On a long enough timeline, the survival rate for everyone drops to zero.
Geez, fine, you're gay, we get it. Nobody cares.
I don't use OpenBSD anywhere else, but I agree it's particularly well suited to firewalls.
At one point I set up a machine that did nothing but store credit card numbers. It wasn't a web server or a database server or anything else, it had a single function so that it could be stripped of most software (since software has bugs). That too would have been a good place to use OpenBSD.

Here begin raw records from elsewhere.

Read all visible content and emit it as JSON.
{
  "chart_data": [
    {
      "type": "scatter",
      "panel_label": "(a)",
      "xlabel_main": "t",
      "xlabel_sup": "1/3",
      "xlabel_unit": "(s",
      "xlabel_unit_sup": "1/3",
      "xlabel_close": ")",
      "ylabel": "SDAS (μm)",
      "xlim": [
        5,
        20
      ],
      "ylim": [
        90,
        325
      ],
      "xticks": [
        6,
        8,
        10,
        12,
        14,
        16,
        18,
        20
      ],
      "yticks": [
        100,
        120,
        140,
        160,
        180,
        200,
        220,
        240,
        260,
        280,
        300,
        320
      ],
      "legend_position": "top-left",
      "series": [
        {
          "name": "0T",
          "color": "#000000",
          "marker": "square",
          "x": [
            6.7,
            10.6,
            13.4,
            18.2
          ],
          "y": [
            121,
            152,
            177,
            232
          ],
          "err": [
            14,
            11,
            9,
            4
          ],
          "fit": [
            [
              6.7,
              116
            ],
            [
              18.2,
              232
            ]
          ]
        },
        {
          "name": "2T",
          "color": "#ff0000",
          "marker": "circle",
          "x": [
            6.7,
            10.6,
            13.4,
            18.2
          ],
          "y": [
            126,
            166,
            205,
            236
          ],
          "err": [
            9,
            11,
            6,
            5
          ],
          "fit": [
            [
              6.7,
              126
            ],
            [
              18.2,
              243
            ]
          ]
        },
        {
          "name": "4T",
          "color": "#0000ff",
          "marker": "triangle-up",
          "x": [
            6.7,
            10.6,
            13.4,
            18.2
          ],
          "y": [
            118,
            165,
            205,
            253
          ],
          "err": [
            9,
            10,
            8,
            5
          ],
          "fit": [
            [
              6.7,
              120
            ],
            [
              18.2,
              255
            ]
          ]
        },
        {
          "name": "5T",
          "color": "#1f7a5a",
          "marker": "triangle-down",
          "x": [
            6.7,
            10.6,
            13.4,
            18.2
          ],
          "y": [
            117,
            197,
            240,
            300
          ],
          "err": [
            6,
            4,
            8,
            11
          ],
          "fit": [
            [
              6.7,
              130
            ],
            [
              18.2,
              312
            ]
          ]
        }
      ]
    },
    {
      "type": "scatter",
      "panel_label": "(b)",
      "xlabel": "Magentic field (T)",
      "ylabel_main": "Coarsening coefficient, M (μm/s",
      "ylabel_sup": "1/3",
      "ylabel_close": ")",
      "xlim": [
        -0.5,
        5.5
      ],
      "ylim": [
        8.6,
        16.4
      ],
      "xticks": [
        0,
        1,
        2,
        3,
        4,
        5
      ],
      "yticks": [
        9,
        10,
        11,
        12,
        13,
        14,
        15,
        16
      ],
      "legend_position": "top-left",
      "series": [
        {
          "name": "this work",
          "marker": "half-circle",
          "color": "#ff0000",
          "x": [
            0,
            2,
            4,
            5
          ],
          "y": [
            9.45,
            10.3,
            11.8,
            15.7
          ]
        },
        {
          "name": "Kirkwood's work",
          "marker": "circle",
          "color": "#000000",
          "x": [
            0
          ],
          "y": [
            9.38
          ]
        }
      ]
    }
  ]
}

The one issue with that is because that's the only place I'd use OpenBSD, I'm not nearly as familiar with OpenBSD as I am with Linux. Using a system you don't know well to build a firewall on is also a bad idea, if you can instead use an operating system that you know inside and out.

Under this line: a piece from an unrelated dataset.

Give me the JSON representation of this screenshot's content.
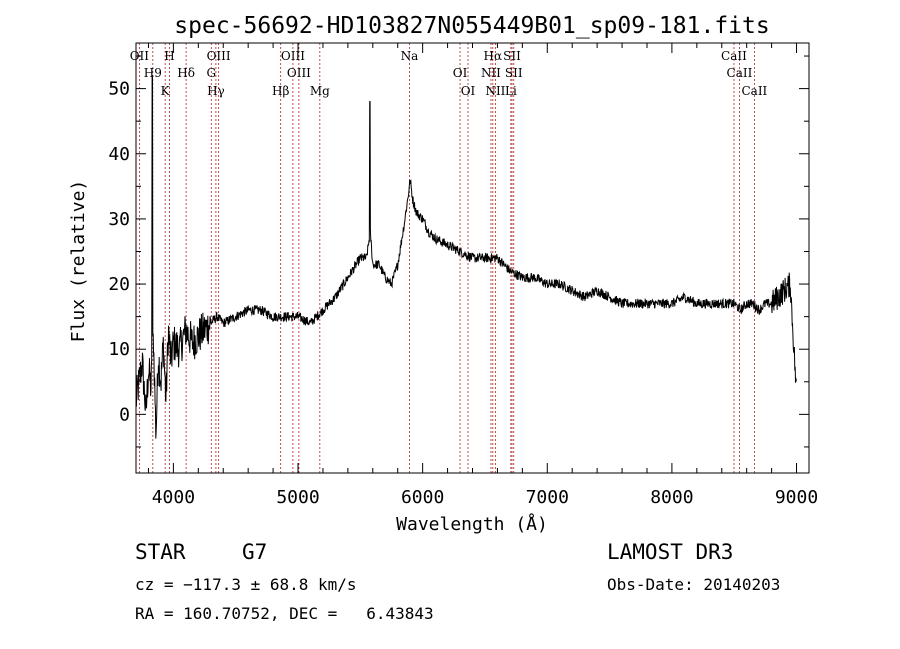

Cisco makes infrastructure which is tied into the lowest levels of the network. It's how people implement their damned security.
Are you saying we should be praising Cisco for fixing security holes that anybody with any concept of network security should have never allowed to exist in the first place? There is no scenario in which engineers at Cisco couldn't be aware that hard-coded backdoor passwords were a security risk. Not if they are competent in any way.

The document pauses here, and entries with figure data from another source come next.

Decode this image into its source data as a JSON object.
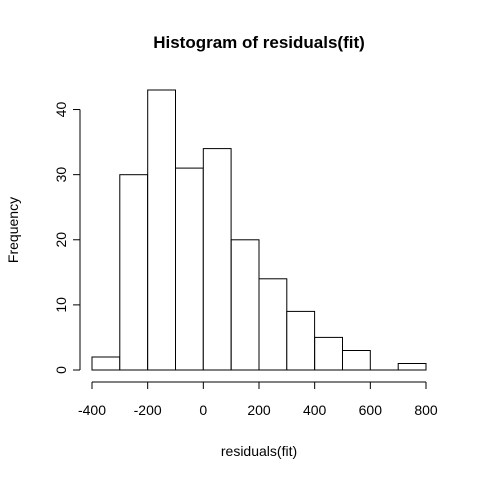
{
  "chart_data": {
    "type": "bar",
    "title": "Histogram of residuals(fit)",
    "xlabel": "residuals(fit)",
    "ylabel": "Frequency",
    "bin_edges": [
      -400,
      -300,
      -200,
      -100,
      0,
      100,
      200,
      300,
      400,
      500,
      600,
      700,
      800
    ],
    "values": [
      2,
      30,
      43,
      31,
      34,
      20,
      14,
      9,
      5,
      3,
      0,
      1
    ],
    "x_ticks": [
      -400,
      -200,
      0,
      200,
      400,
      600,
      800
    ],
    "x_tick_labels": [
      "-400",
      "-200",
      "0",
      "200",
      "400",
      "600",
      "800"
    ],
    "y_ticks": [
      0,
      10,
      20,
      30,
      40
    ],
    "y_tick_labels": [
      "0",
      "10",
      "20",
      "30",
      "40"
    ],
    "xlim": [
      -400,
      800
    ],
    "ylim": [
      0,
      43
    ],
    "grid": false,
    "colors": {
      "bar_fill": "#ffffff",
      "bar_stroke": "#000000"
    }
  }
}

That's stupid, and is not unlike praising a car company for no longer making cars which burst into flames in an accident ... yes, it's good you've fixed that, but you never should have allowed it to happen in the first place. We also don't praise people who stop shitting on the floor.
Cisco was grossly incompetent in allowing these back doors. They're fixing their own incompetence. But don't expect high praise for that.
This. I favor complete dissolution of companies that systematically abuse the public trust. That definitely includes all of of the big ones whose incomes rival those of nation states.
Fuck Cisco
Fuck IBM
Fuck Oracle
If you EVER do business with these clowns, you will regret it.
I gave them credit. They've moved to "less awful," a major upgrade from "OHGODOHGODKILLITWITHFIRE." They don't get to the point of actual praise until they can make it through at least a year without having to remove an account that should have never been available on an end-user product.
This is my signature. There are many like it, but this one is mine.
That is the only reasonable conclusion from this extreme level of insecurity. They probably have some of these seven that are actual screw-ups (very, very bad) and certainly some that were placed intentionally (even worse). The only valid conclusion is to not buy from them, as they are even too stupid to hide intentional backdoors well...
Most ACs are not even worth the keystrokes to insult them. Be generically insulted by this and ignored otherwise.
Are you a male feminist? You won't get laid that way, you know. It doesn't work.
Shutting down free speech with violence isn't fighting fascism. It IS fascism!